L’estate breve

L’estate breve

 
 
 
 

L’estate come metafora della giovinezza, perché entrambe sono il “periodo più importante, quello in cui capitano le faccende essenziali” (p. 40), o che tali ci appaiono alla luce di quei lunghi giorni capaci di donarci l’illusione che persino l’infinito possa essere alla nostra portata.

Se ci limitassimo ai primi due terzi del libro, potrebbe essere questa una incompleta chiave di lettura de L’estate breve di Enrico Macioci, in uscita il 21 marzo per TerraRossa Edizioni, parziale riscrittura di Breve storia del talento (Mondadori, 2015). Amicizia, rivalità e passioni di un gruppo di ragazzini e ragazzine alle prese col delicato passaggio dall’infanzia all’adolescenza, in un condominio di provincia a cavallo tra gli anni Ottanta e Novanta.

L'estate breve

Tra le pagine, nel racconto in prima persona che è anzitutto dialogo con sé, tentativo di comprendere e di comprendersi, seguiamo il protagonista mentre le sue ambizioni calcistiche si infrangono contro il cristallino talento di Michele, nuovo arrivato nel condominio Prato Verde e suo futuro migliore amico: quasi un Glenn Gould del pallone, giunto a prendersi la scena sul campetto del quartiere per lasciare agli altri, a lui su tutti, il ruolo di ammirati comprimari.

E a una analoga parabola assistiamo, man mano che l’iniziale indifferenza nei confronti di Miriam, da sempre compagna di giochi, diviene attrazione e forse amore inconfessato, destinato a restare deluso, nel modo confuso e totale in cui ci si innamora e si resta delusi a quattordici anni.

Nel tempo dell’infanzia, preludio alla vita vera, in questa “introduzione a qualcosa di assai nebuloso e diverso” (p. 21), ci si può permettere di ridere per l’umiliazione del prossimo “in modo sguaiato, scambiandoci pacche d’intesa, piegati sulle ginocchia e tenendoci la pancia, appoggiandoci alle spalle o alla schiena del vicino” (p.33), perché “Eravamo tristemente, selvaggiamente felici: sperimentavamo con ingordigia il lato giusto dell’esclusione” (ibid.).
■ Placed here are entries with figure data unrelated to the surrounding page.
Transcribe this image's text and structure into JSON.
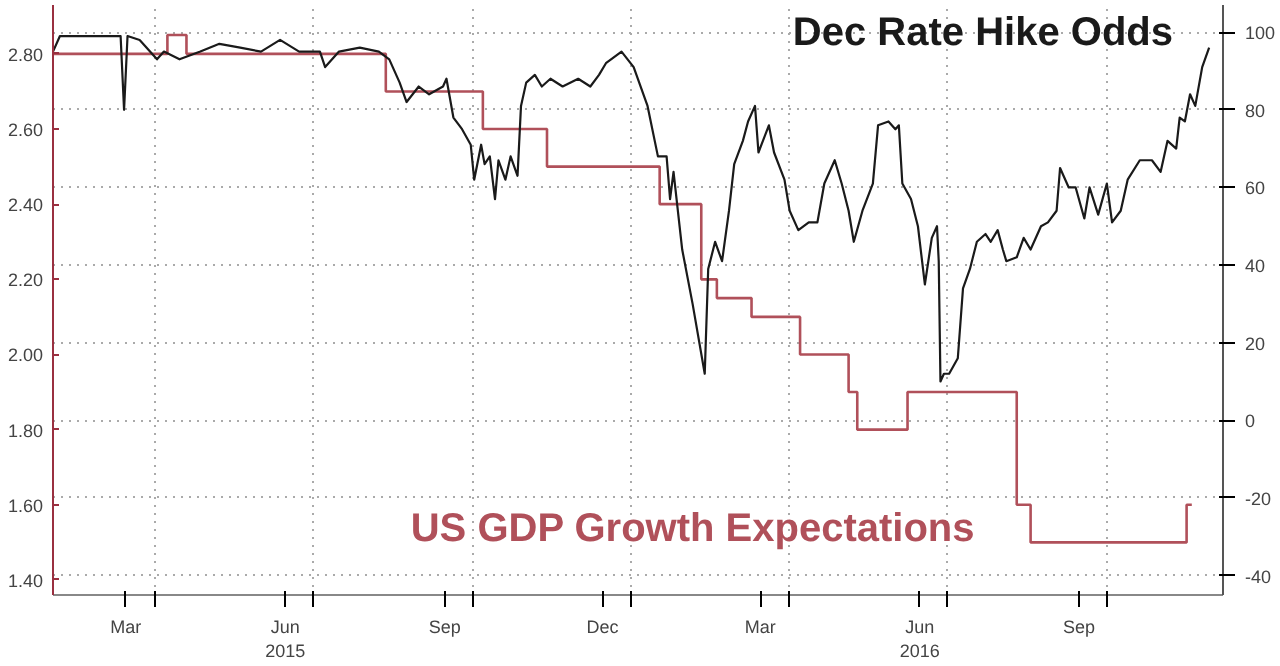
{
  "chart_data": {
    "type": "line",
    "xlim": [
      "2015-02-01",
      "2016-12-07"
    ],
    "xticks": [
      {
        "value": "2015-03-15",
        "label": "Mar"
      },
      {
        "value": "2015-04-01",
        "label": null
      },
      {
        "value": "2015-06-15",
        "label": "Jun\n2015"
      },
      {
        "value": "2015-07-01",
        "label": null
      },
      {
        "value": "2015-09-15",
        "label": "Sep"
      },
      {
        "value": "2015-10-01",
        "label": null
      },
      {
        "value": "2015-12-15",
        "label": "Dec"
      },
      {
        "value": "2016-01-01",
        "label": null
      },
      {
        "value": "2016-03-15",
        "label": "Mar"
      },
      {
        "value": "2016-04-01",
        "label": null
      },
      {
        "value": "2016-06-15",
        "label": "Jun\n2016"
      },
      {
        "value": "2016-07-01",
        "label": null
      },
      {
        "value": "2016-09-15",
        "label": "Sep"
      },
      {
        "value": "2016-10-01",
        "label": null
      }
    ],
    "ylim": [
      1.36,
      2.93
    ],
    "yticks": [
      {
        "value": 1.4,
        "label": "1.40"
      },
      {
        "value": 1.6,
        "label": "1.60"
      },
      {
        "value": 1.8,
        "label": "1.80"
      },
      {
        "value": 2.0,
        "label": "2.00"
      },
      {
        "value": 2.2,
        "label": "2.20"
      },
      {
        "value": 2.4,
        "label": "2.40"
      },
      {
        "value": 2.6,
        "label": "2.60"
      },
      {
        "value": 2.8,
        "label": "2.80"
      }
    ],
    "y2lim": [
      -45,
      107
    ],
    "y2ticks": [
      -40,
      -20,
      0,
      20,
      40,
      60,
      80,
      100
    ],
    "grid": true,
    "series": [
      {
        "name": "US GDP Growth Expectations",
        "type": "step",
        "color": "#b0505a",
        "x": [
          "2015-02-01",
          "2015-04-08",
          "2015-04-19",
          "2015-08-12",
          "2015-10-07",
          "2015-11-13",
          "2016-01-17",
          "2016-02-10",
          "2016-02-19",
          "2016-03-10",
          "2016-04-07",
          "2016-05-05",
          "2016-05-10",
          "2016-06-08",
          "2016-08-10",
          "2016-08-18",
          "2016-11-16",
          "2016-11-19"
        ],
        "values": [
          2.8,
          2.85,
          2.8,
          2.7,
          2.6,
          2.5,
          2.4,
          2.2,
          2.15,
          2.1,
          2.0,
          1.9,
          1.8,
          1.9,
          1.6,
          1.5,
          1.6,
          1.6
        ]
      },
      {
        "name": "Dec Rate Hike Odds",
        "axis": "y2",
        "color": "#1a1a1a",
        "x": [
          "2015-02-01",
          "2015-02-05",
          "2015-03-12",
          "2015-03-14",
          "2015-03-16",
          "2015-03-23",
          "2015-04-02",
          "2015-04-06",
          "2015-04-15",
          "2015-04-27",
          "2015-05-08",
          "2015-05-20",
          "2015-06-01",
          "2015-06-12",
          "2015-06-23",
          "2015-07-05",
          "2015-07-08",
          "2015-07-16",
          "2015-07-28",
          "2015-08-08",
          "2015-08-14",
          "2015-08-20",
          "2015-08-24",
          "2015-08-31",
          "2015-09-06",
          "2015-09-14",
          "2015-09-16",
          "2015-09-20",
          "2015-09-25",
          "2015-09-30",
          "2015-10-02",
          "2015-10-06",
          "2015-10-08",
          "2015-10-11",
          "2015-10-14",
          "2015-10-16",
          "2015-10-20",
          "2015-10-23",
          "2015-10-27",
          "2015-10-29",
          "2015-11-01",
          "2015-11-06",
          "2015-11-10",
          "2015-11-15",
          "2015-11-22",
          "2015-12-01",
          "2015-12-08",
          "2015-12-13",
          "2015-12-17",
          "2015-12-26",
          "2016-01-02",
          "2016-01-10",
          "2016-01-16",
          "2016-01-21",
          "2016-01-23",
          "2016-01-25",
          "2016-01-30",
          "2016-02-05",
          "2016-02-12",
          "2016-02-14",
          "2016-02-18",
          "2016-02-22",
          "2016-02-26",
          "2016-02-29",
          "2016-03-05",
          "2016-03-08",
          "2016-03-12",
          "2016-03-14",
          "2016-03-20",
          "2016-03-23",
          "2016-03-29",
          "2016-04-01",
          "2016-04-06",
          "2016-04-12",
          "2016-04-17",
          "2016-04-21",
          "2016-04-27",
          "2016-05-01",
          "2016-05-05",
          "2016-05-08",
          "2016-05-13",
          "2016-05-19",
          "2016-05-22",
          "2016-05-28",
          "2016-06-01",
          "2016-06-03",
          "2016-06-05",
          "2016-06-10",
          "2016-06-14",
          "2016-06-18",
          "2016-06-22",
          "2016-06-25",
          "2016-06-26",
          "2016-06-27",
          "2016-06-29",
          "2016-07-02",
          "2016-07-07",
          "2016-07-10",
          "2016-07-14",
          "2016-07-18",
          "2016-07-23",
          "2016-07-26",
          "2016-07-30",
          "2016-08-02",
          "2016-08-04",
          "2016-08-10",
          "2016-08-14",
          "2016-08-18",
          "2016-08-24",
          "2016-08-28",
          "2016-09-02",
          "2016-09-04",
          "2016-09-09",
          "2016-09-13",
          "2016-09-18",
          "2016-09-21",
          "2016-09-26",
          "2016-10-01",
          "2016-10-04",
          "2016-10-09",
          "2016-10-13",
          "2016-10-20",
          "2016-10-27",
          "2016-11-01",
          "2016-11-05",
          "2016-11-10",
          "2016-11-12",
          "2016-11-15",
          "2016-11-18",
          "2016-11-21",
          "2016-11-25",
          "2016-11-29"
        ],
        "values": [
          95,
          99,
          99,
          80,
          99,
          98,
          93,
          95,
          93,
          95,
          97,
          96,
          95,
          98,
          95,
          95,
          91,
          95,
          96,
          95,
          93,
          87,
          82,
          86,
          84,
          86,
          88,
          78,
          75,
          71,
          62,
          71,
          66,
          68,
          57,
          67,
          62,
          68,
          63,
          81,
          87,
          89,
          86,
          88,
          86,
          88,
          86,
          89,
          92,
          95,
          91,
          81,
          68,
          68,
          57,
          64,
          44,
          30,
          12,
          39,
          46,
          41,
          54,
          66,
          72,
          77,
          81,
          69,
          76,
          69,
          62,
          54,
          49,
          51,
          51,
          61,
          67,
          61,
          54,
          46,
          54,
          61,
          76,
          77,
          75,
          76,
          61,
          57,
          50,
          35,
          47,
          50,
          41,
          10,
          12,
          12,
          16,
          34,
          39,
          46,
          48,
          46,
          49,
          44,
          41,
          42,
          47,
          44,
          50,
          51,
          54,
          65,
          60,
          60,
          52,
          60,
          53,
          61,
          51,
          54,
          62,
          67,
          67,
          64,
          72,
          70,
          78,
          77,
          84,
          81,
          91,
          96
        ]
      }
    ]
  }
}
Finché non arriva il proprio turno e ci si ritrova sul lato sbagliato, a subire la mortificazione del tradimento, la frustrazione per il desiderio inappagato, l’impotenza nella scoperta dei propri limiti al cospetto del mondo. A vivere la vergogna anche per gli istinti più naturali e quindi più puri: “Le due faccende — la masturbazione e la scrittura, specie delle poesie — mi sembravano connesse, in parte persino coincidenti. Entrambe causavano vergogna, entrambe richiedevano isolamento, entrambe si nutrivano di fantasia” (p. 78). Ma alla vergona, a questo pudore doloroso e scostante, e al conseguente tentativo di nascondersi, si accompagna il sotterraneo desiderio di venire scoperti, forse nell’ingenua speranza che, rimosso l’ultimo velo, rimanga da fronteggiare solo la libertà.

Lo si è dichiarato all’inizio, questa sarebbe una chiave di lettura incompleta. Perché nel romanzo di Macioci lo sguardo si sdoppia, proprio come sembra accadere al protagonista di cui non conosciamo il nome. Da una parte, il ragazzo che guarda al mistero del futuro costellato di incognite e di speranze; dall’altra, l’uomo che deve fare i conti con l’esito di quelle speranze e si volge al passato, non meno smarrito e carico di interrogativi. E forse, grazie alla plasmabile geometria della finzione letteraria, le risposte alle domande dell’uno e dell’altro si trovano proprio nel punto in cui i loro sguardi si incontrano: “Accettare potrebbe essere il segreto […] Accettare di essere chi sono, e provare a diventare la migliore versione possibile di me stesso […] Attesa e non pretesa. La differenza tra brama e desiderio, ossessione e passione, successo e realizzazione” (p. 104).